No fim de 1648 o rei D. João tinha realmente de tomar alguma medida drástica ou abandonar de vez Pernambuco, afirmou o historiador britânico Charles R. Boxer. O monarca aceitou o conselho de Vieira e mandou organizar a Companhia de Comércio do Brasil utilizando o capital judaico português no exílio, que passava a ficar isento de confisco pelas autoridades eclesiásticas da Inquisição, mesmo se o investidor fosse culpado de heresia. Segundo Boxer, a estratégia foi acertada, pois “graças à cooperação da armada da Companhia do Brasil, os patriotas de Pernambuco foram finalmente capazes de expulsar os holandeses do Nordeste em janeiro de 1654”.

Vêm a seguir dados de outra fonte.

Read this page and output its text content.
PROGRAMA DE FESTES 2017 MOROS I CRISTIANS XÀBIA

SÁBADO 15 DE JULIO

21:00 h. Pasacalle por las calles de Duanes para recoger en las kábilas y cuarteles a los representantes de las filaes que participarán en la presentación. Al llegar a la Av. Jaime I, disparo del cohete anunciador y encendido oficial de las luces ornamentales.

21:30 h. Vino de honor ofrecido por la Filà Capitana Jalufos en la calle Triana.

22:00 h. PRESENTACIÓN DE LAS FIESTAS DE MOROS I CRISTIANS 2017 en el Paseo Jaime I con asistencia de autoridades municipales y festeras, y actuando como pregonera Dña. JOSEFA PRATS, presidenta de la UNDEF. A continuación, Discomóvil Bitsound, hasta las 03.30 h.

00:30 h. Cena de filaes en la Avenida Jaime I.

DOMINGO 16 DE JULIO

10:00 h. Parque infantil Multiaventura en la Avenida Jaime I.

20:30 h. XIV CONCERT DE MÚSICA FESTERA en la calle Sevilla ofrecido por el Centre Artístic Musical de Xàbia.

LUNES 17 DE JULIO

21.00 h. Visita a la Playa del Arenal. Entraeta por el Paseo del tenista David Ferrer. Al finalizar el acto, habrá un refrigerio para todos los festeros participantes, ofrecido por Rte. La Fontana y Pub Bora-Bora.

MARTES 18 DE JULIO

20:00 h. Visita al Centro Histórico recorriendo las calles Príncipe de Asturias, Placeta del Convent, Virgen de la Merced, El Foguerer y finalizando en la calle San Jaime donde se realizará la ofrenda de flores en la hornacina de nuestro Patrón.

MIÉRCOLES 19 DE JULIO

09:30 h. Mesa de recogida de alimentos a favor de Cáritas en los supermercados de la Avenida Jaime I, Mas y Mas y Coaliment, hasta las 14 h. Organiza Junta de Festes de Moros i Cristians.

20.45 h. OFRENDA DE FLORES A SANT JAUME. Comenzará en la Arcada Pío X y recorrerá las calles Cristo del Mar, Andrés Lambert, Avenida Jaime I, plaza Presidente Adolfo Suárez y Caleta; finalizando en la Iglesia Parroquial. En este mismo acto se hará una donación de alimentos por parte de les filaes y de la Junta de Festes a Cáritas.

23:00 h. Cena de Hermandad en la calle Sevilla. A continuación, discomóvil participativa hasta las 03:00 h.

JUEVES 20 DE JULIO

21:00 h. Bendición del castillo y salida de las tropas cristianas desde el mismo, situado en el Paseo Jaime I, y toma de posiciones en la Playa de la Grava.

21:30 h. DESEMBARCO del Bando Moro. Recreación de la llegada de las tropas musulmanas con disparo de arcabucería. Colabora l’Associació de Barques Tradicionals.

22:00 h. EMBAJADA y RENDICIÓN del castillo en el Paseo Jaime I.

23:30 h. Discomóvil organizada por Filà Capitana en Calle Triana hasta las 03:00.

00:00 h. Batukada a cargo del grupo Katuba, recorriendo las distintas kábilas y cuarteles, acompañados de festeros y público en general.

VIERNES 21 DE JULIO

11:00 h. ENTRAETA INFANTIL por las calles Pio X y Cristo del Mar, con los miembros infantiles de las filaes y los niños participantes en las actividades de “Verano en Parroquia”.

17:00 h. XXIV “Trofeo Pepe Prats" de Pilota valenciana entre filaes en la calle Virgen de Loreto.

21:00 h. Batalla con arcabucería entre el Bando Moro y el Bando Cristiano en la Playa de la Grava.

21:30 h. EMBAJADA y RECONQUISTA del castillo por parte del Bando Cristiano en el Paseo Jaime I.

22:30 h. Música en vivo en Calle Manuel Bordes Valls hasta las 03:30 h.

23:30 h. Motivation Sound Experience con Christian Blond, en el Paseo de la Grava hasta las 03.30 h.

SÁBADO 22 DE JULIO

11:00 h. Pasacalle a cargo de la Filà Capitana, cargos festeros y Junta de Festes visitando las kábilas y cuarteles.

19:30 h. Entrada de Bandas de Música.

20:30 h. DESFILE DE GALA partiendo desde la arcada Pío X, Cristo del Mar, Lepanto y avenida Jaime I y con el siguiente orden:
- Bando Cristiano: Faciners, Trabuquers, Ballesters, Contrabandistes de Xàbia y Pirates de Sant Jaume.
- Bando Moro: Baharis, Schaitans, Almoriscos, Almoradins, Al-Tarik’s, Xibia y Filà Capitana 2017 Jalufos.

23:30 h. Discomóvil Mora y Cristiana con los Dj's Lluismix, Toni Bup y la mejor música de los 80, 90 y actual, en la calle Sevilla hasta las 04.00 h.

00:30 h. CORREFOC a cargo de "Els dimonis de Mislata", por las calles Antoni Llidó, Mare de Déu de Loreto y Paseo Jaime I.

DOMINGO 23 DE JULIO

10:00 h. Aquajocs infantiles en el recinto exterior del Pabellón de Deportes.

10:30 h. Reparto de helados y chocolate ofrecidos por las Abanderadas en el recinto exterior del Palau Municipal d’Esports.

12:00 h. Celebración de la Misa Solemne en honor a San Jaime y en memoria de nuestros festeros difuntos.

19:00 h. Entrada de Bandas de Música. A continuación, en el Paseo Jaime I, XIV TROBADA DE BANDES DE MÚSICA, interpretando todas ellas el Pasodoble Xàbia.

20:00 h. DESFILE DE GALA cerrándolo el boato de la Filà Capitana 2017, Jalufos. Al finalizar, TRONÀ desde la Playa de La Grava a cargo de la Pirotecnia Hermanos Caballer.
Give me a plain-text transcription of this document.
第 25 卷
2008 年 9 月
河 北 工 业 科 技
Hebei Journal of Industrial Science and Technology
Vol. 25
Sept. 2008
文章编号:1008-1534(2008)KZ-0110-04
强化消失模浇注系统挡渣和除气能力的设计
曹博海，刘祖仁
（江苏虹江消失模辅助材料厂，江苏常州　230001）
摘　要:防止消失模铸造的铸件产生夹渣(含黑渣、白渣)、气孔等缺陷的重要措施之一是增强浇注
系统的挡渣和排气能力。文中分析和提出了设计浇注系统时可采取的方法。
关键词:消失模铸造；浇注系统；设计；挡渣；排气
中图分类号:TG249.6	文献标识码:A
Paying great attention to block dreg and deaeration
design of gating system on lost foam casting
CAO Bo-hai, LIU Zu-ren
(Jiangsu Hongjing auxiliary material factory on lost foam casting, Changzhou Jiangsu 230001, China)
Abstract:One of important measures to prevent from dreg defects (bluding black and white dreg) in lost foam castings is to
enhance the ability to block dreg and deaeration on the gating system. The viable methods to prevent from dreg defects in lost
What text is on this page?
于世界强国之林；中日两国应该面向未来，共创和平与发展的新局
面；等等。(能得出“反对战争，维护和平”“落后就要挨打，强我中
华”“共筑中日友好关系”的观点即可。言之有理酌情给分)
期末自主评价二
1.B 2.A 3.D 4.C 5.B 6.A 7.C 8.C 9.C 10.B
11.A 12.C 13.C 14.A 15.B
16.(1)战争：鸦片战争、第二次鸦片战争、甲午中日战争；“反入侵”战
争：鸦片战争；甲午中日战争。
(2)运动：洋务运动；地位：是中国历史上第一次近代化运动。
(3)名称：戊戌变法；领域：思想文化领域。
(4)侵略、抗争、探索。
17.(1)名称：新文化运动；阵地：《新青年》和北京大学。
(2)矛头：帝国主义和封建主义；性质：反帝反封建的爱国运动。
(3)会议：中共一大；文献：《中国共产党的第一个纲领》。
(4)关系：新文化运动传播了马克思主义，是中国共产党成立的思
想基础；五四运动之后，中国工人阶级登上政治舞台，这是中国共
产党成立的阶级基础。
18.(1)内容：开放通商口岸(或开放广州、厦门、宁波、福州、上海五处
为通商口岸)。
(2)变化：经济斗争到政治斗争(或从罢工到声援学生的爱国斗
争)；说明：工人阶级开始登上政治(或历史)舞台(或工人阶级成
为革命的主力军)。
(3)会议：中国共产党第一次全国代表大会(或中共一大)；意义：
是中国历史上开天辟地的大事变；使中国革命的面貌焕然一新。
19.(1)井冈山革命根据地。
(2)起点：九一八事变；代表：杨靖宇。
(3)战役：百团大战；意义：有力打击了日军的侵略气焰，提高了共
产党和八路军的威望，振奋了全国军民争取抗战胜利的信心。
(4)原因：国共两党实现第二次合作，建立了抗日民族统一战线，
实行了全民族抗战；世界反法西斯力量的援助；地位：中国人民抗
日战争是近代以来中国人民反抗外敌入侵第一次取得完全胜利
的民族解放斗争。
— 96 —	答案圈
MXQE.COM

O religioso retratado no final de sua vida: nesse período Vieira escreveu a maior parte dos sermões que se tornariam patrimônio da língua portuguesa
Com a vitória dos luso-brasileiros na segunda Batalha dos Guararapes, em fevereiro de 1649, o domínio holandês no Nordeste brasileiro foi ferido de morte e os invasores ficaram apenas com Recife. Ainda sem condições de tomar a cidade, os luso-brasileiros tiveram de esperar pela guerra naval anglo-holandesa, que eclodiu em 1652, para que D. João IV ousasse autorizar a captura do último bastião holandês. O apoio do monarca à resistência contra a ocupação, aliás, sempre foi um tema controverso entre os historiadores. O britânico Charles R. Boxer e o português João Lúcio de Azevedo sugerem que o rei nunca teria dado o seu consentimento expresso à insurreição pernambucana e apenas acompanhara a trama de revolta para talvez desautorizá-la depois, em caso de fracasso. Evaldo Cabral de Mello, por outro lado, afirma que o soberano sempre teria apoiado os revoltosos, mas muito discretamente. Seja como for, os holandeses deixaram o Nordeste em 1654, ano da capitulação do Recife.
Com a retomada de Pernambuco, os acordos que o padre Vieira tentou negociar perderam completamente o sentido. O sacerdote ainda seria enviado a Roma em uma última missão diplomática, em janeiro de 1650. Mais uma vez, porém, a coisa terminaria mal. Depois de se envolver indevidamente na política local, foi obrigado a fugir da Itália em julho do mesmo ano.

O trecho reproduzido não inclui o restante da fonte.